# The Night Before



## Coffeejunkie (May 17, 2012)

KGolden said:


> How can I keep their legs clean the night before ? Both have white stockings . What's your little tip on horses with white markings the night before of a show ?
> 
> Also, Taco had rubbed off a good part of her mane awhile ago and it's only about 3 inches long while the rest of her mane is about 8 inches . And it stands straight up no matter how many times I brush it . Any idea to make it lay flat ?
> Thanks
> _Posted via Mobile Device_


white legs: 
A: tie them up overnight (with access to water, within reasonable heights etc)
B: wash them the morning of the show
get some corn starch to use the day of the show.

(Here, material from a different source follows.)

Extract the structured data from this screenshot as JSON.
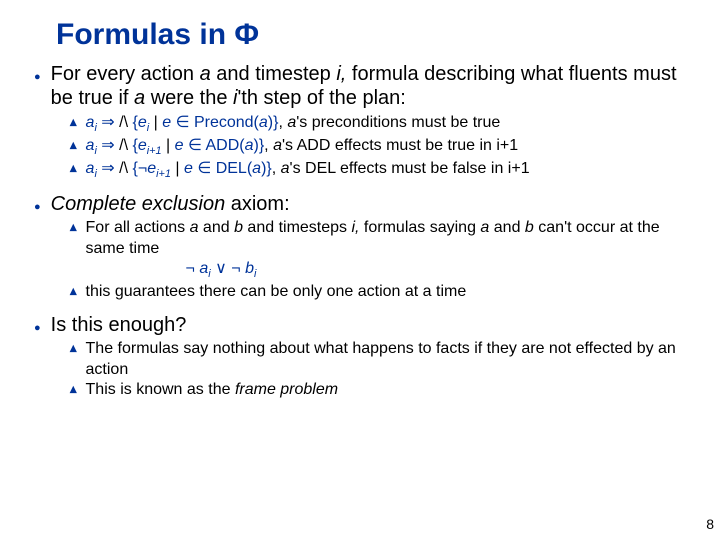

As far as the mane, since you are showing in both, you should be doing your mane for what your horse excels in. If your horse is better at western- band (the mane should be no longer than 3-4 fingers width). If your better in the English classes-braid. Then put a sleazy over your hard work, and make sure you leave time in the morning to fix any that get knocked out of place.


----------



## Hoofprints on my heart (Apr 27, 2011)

I always get to the barn early to make sure that my horses stockings are white. I always get to the show super early and just do them there, I suggest Corn Starch, whitining shampoo, and a spray on whiteing it helps the best. 
For the mane, Hair gel! Its my lifesaver and it helps to keep the braids or bands laying flat on the side of the horses head.
The night before I suggest braiding your horses tail (just a regular braid) starting from under the tail bone and continuing down till the end. It helps keeping dirt out of the beuftiful tail. At the showgrounds take the braids out and brush through, just make sure to not make the braids super tight or your going to have wavy tails. 
I Hope this helps =)


----------